Among political insiders, Attorney General Henry McMaster – a former state Republican chairman with experience in statewide races – is generally considered the favorite in the GOP field. But he’s tied at 22 percent with Lt. Gov. Andre Bauer in this poll, and if self-identified Republicans alone were considered, Bauer would hold a 3-point lead.
Pointing to some incidences of erratic behavior in his two terms as lieutenant governor, some have questioned whether Bauer is ready for the top job. But he holds the strongest demographic edge of any candidate in either field, with 53 percent of voters age 18-29. (Nor has stability been exactly a hallmark of the governor’s office lately.)
Perhaps the biggest surprise is state Rep. Nikki Haley, who polled 3rd with 13 percent, ahead of US Rep. Gresham Barrett, who got in this race early and has had success raising money for his bid.
After Gov. Mark Sanford’s problems became a national story, there was speculation Haley would be hurt because she was a protege of the staunchly libertarian governor. If there was any damage, it has been more than compensated for by the endorsement of South Carolina’s first lady (soon to be first divorcee) Jenny Sanford.
There’s still time for Barrett – who’s at 9 percent, only 3 points ahead of state Sen. Larry Grooms – to climb back in the race, or for McMaster to fulfill expectations. But less than six months before the June 8 primary, this race looks wide open.

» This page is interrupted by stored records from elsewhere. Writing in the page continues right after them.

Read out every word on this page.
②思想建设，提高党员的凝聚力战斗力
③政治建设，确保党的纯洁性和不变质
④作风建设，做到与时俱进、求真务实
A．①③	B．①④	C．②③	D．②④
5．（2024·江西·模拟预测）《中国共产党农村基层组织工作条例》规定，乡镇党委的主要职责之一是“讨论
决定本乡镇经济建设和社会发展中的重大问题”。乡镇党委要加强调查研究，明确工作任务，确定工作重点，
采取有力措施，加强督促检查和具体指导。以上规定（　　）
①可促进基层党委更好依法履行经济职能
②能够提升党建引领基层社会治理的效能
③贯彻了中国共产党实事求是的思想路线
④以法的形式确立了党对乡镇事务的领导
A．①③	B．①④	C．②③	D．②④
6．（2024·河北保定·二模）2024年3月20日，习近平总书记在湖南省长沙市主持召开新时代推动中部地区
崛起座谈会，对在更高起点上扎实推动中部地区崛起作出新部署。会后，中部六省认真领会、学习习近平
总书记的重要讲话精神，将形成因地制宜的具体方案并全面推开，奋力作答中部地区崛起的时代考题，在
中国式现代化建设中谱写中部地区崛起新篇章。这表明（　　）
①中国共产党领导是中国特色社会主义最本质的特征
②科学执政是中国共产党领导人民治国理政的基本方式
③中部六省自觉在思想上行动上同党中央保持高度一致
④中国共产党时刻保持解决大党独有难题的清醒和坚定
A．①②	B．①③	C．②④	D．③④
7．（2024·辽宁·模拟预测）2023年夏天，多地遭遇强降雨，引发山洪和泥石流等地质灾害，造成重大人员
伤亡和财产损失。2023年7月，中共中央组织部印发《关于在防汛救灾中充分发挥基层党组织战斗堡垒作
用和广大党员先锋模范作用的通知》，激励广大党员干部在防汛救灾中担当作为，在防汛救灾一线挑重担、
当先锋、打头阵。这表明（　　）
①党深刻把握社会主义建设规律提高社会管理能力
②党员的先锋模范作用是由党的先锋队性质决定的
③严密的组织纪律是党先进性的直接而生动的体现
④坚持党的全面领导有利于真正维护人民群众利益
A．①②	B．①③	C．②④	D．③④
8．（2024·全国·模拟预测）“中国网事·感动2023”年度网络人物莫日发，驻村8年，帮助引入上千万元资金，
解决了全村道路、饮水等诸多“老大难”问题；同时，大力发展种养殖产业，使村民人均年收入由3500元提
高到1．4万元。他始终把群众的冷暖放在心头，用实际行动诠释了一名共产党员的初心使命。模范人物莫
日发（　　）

The outlook for the Democratic primary is even murkier, with a whopping 44 percent of voters expressing no opinion about the candidates, compared to 28 percent in the Republican primary.
State Superintendent of Education Jim Rex, the only statewide elected Democrat, leads the field with 21 percent, followed by lobbyist and longtime Democratic activist Dwight Drake with 15 percent. State senators Vincent Sheheen and Robert Ford, and attorney Mullins McLeod trail in the single digits.
The Dec. 15 poll of 770 registered voters has a 3.4-percent margin of error.
“It’s early and the races will become clearer. But if I were anyone who showed support in the single digits -- I'd be a little worried. My guess is somebody on the Democratic side will soon drop out and run for lieutenant governor, where the Democrats have no candidate,” said Andy Brack, publisher of the Statehouse Report.
The same poll showed 39 percent of voters thought the state was headed in the wrong direction, while 32 percent thought it was headed the right way and 29 percent had no opinion. That’s not wild optimism, but considering the state’s record unemployment and political disarray, it’s a surprisingly mild judgment by the electorate on the state of the state.
The past month has produced at least one clarifying element for the race: A legislative panel voted not to pursue impeachment against Sanford. That keeps Bauer in the race – he had said he wouldn’t run in 2010 if he became the interim governor – and means there won’t be any dramatic scenes of the governor being removed from office to divert attention from the race to replace him.